DOMANDA
Buona sera, sono una donna di 35 anni sposata da 4 e con un bambino di 18 mesi. Da qualche tempo ho una gran confusione in testa perché non so più cosa voglio o per lo meno penso di saperlo ma non ho il coraggio di affrontare il tutto. Sono insoddisfatta della vita che vivo e dove la vivo…ho vissuto per 10 anni lontano da casa prima per studiare e poi lavorare. Poi per mio marito sono tornata a casa ma all’ inizio mi andava bene ma ora dopo sei anni comincio a non farcela più …tutto mi sta stretto e mi manca la mia indipendenza a 360 gradi a partire da quella economica a finire con tutto il resto. Di trovare lavoro qui da me non se ne parla proprio poiché non esiste. Poi ultimamente sto iniziando a capire di non amarlo, provo del grande affetto ma niente più . E’ una brava persona e mi porta rispetto ma mi sembra di vivere in una prigione che mi sono costruita con le mie stesse mani. Tra noi ci sono stati sempre alti e bassi nel rapporto …siamo molto diversi caratterialmente e questo col tempo mi pesa tanto. Non so cosa fare , ho paura di lasciarlo e poi di pentirmene. Ho anche pensato di tornare a cercare lavoro dove vivevo prima ma poi come farei con mio figlio? Mi sembrerebbe di fare un torto a mio figlio. Mio marito non potrebbe seguirmi a causa del lavoro che fa e poi sinceramente non vorrei che mi seguisse … Non so cosa fare … O forse lo so ma ho paura di sbagliare tutto ed ho paura di essere giudicata ….
RISPOSTA
Buonasera gentile Signora,
dalle righe che scrive sembra che lei stia vivendo un tipico momento di transizione nella vita. Periodi di questo genere – soprattutto se caratterizzati da novità e cambiamenti rilevanti, come la nascita di un figlio e il cambiamento di abitazione – possono essere vissuti come destabilizzanti, facendo perdere (almeno in parte) il senso della vita.

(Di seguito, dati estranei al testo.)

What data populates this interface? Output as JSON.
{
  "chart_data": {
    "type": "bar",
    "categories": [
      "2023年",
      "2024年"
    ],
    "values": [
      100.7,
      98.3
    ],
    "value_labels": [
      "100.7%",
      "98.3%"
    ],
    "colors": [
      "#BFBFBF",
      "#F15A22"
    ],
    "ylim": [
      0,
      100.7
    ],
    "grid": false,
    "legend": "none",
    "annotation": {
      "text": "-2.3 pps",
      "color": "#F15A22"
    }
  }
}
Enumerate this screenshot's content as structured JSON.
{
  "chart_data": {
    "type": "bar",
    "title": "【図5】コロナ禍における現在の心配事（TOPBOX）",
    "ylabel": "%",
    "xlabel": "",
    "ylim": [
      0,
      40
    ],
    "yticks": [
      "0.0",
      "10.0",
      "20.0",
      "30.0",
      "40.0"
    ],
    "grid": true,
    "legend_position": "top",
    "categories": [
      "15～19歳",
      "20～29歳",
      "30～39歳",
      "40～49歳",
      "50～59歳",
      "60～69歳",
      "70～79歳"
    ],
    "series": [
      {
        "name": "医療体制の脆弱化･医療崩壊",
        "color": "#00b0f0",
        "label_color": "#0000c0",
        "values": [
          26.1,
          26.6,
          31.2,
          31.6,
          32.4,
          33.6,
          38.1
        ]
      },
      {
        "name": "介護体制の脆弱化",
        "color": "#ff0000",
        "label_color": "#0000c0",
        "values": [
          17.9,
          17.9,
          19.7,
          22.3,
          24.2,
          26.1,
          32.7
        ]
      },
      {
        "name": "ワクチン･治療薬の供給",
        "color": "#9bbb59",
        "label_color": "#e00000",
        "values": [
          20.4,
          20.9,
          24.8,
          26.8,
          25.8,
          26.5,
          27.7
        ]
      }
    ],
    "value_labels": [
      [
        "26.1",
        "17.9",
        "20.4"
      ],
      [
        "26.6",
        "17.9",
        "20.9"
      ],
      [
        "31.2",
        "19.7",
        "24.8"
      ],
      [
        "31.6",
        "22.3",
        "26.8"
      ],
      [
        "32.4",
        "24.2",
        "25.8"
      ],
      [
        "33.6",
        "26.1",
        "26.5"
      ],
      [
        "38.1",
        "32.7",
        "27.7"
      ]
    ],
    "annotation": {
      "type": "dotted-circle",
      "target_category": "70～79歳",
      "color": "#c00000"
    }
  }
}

Nella sua lettera ci sono delle indicazioni importanti: dice che è tornata a casa per suo marito, che ora sente di non amarlo più, e che si sente in una prigione… Sembra che la decisione che lei si è – almeno in parte – autoimposta (“per mio marito”) ora le si torce contro, provocando – probabilmente non è la sola causa – una “rivolta” verso di lui, aggravata dalla sensazione di vivere in una prigione. Ma oltre a suo marito c’è, adesso, suo figlio.
Se non ha delle persone fidate con cui parlare apertamente di questa sua situazione e della confusione che prova, le consiglierei di rivolgersi ad un “aiuto esperto” di genere psicologico al fine di fare chiarezza, confrontandosi con una persona che possa darle una visione più ampia.
Prima di prendere delle decisioni conviene sicuramente confrontarsi con qualcuna/o che sia “esterno” alla situazione e che possa darle diverse chiavi di lettura, non solo della situazione, ma anche di lei stessa e di ciò che prova, naturalmente.